A seguito del rigetto della domanda proponevano appello principale la D.C. e incidentale condizionato la C. e la M., con cui eccepivano, tra l’altro, la prescrizione delle somme pretese.

La Corte di appello di Catanzaro con sentenza non definitiva del 2003 accoglieva sull’an, rinviando in prosieguo, come già detto.

Questa decisione passava in giudicato con il rigetto del ricorso immediato, proposto dalle convenute, da parte della Corte di cassazione con sent. n. 25229/06 depositata all’udienza del 3 maggio 2007.

2. – Ciò posto in rilievo, osserva il Collegio che nel suo complesso il ricorso non merita accoglimento.

2.1.- Con il primo motivo (omessa motivazione sull’eccezione di prescrizione proposta con l’appello incidentale condizionato di cui alla comparsa di costituzione e di risposta in appello datata 23 gennaio 2001 da C.L. – violazione dell’art. 2948 c.c. con riferimento all’art. 360 c.p.c., n. 5) la ricorrente denuncia un vizio di omessa pronuncia e, quindi, avrebbe dovuto censura la sentenza impugnata ex art. 360 c.p.c., n. 4.

Ma, il motivo è inammissibile perchè manca del necessario momento di sintesi e, peraltro, si sarebbe smentito da solo atteso che la questione fu già decisa dalla sentenza non definitiva della Corte territoriale, la quale è passata in giudicato una volta intervenuta su di essa la decisione di questa il 2006.

Ed è evidente che il giudice dell’appello, il quale si era riservato di decidere sul quantum non la potesse per nulla prendere in considerazione.

2.2. – Con il secondo motivo (violazione della L. n. 392 del 1978, art. 24, comma 2, dell’art. 1224 c.c. con riferimento all’art. 360 c.p.c., nn. 3 e 5), le ricorrenti si dolgono che il giudice dell’appello avrebbe utilizzato ai fini della determinazione dell’indennizzo per l’occupazione senza titolo dell’immobile la disciplina sul c.d. equo canone, disattendendo la norma sopra indicata secondo la quale per l’aggiornamento del canone debba essere fatta richiesta con una lettera raccomandata.

Il motivo è inammissibile perchè manca del quesito di diritto se lo si esamina sotto il profilo ex art. 360 c.p.c., nn. 3 e del momento di sintesi se lo si ritiene esposto sotto il profilo ex art. 360 c.p.c., n. 5.

2.3. – Non migliore sorte merita il terzo motivo (violazione della L. n. 392 del 1978, art. 13, comma 1, lett.

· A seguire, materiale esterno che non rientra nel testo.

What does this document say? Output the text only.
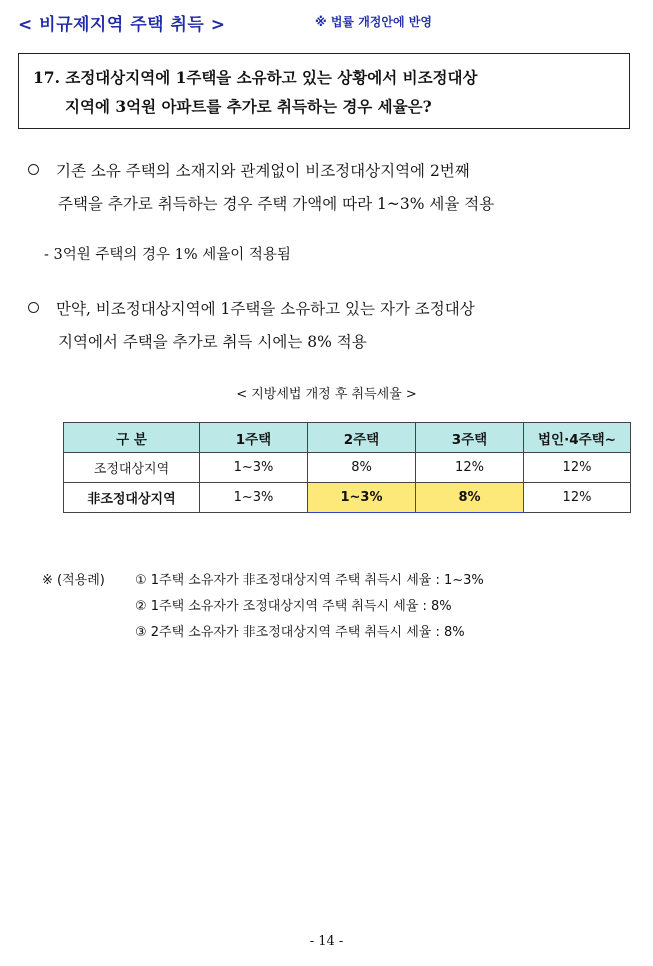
< 비규제지역 주택 취득 >	※ 법률 개정안에 반영
17. 조정대상지역에 1주택을 소유하고 있는 상황에서 비조정대상
지역에 3억원 아파트를 추가로 취득하는 경우 세율은?
기존 소유 주택의 소재지와 관계없이 비조정대상지역에 2번째
주택을 추가로 취득하는 경우 주택 가액에 따라 1~3% 세율 적용
- 3억원 주택의 경우 1% 세율이 적용됨
만약, 비조정대상지역에 1주택을 소유하고 있는 자가 조정대상
지역에서 주택을 추가로 취득 시에는 8% 적용
< 지방세법 개정 후 취득세율 >
구 분	1주택	2주택	3주택	법인·4주택~
조정대상지역	1~3%	8%	12%	12%
非조정대상지역	1~3%	1~3%	8%	12%
※ (적용례) ① 1주택 소유자가 非조정대상지역 주택 취득시 세율 : 1~3%
② 1주택 소유자가 조정대상지역 주택 취득시 세율 : 8%
③ 2주택 소유자가 非조정대상지역 주택 취득시 세율 : 8%
- 14 -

E) e D) legge sulle locazioni abitative e dell’art. 817 c.c. – omessa e/o illogicità della motivazione) con cui le ricorrenti lamentano che il giudice dell’appello avrebbe compreso nella determinazione dell’indennizzo anche la strada che congiunge il fabbricato alla strada pubblica.

Anche per questa censura manca il relativo quesito di diritto e non si rinviene alcun momento di sintesi, peraltro, dovendosi rilevare che il giudice dell’appello ha mostrato di condividere le conclusioni rassegnate dall’ausiliario, “ingegnere di provata esperienza” (p. 25 sentenza impugnata).

Conclusivamente, il ricorso va dichiarato inammissibile e le spese che seguono la soccombenza liquidate come da dispositivo.

P.Q.M.

La Corte dichiara inammissibile il ricorso e condanna le ricorrenti al pagamento delle spese processuali del presente giudizio di cassazione, che liquida in Euro 4.200,00, di cui Euro 200,00 per spese, oltre spese generali ed accessori come per legge.

Così deciso in Roma, nella camera di consiglio, il 9 novembre 2011.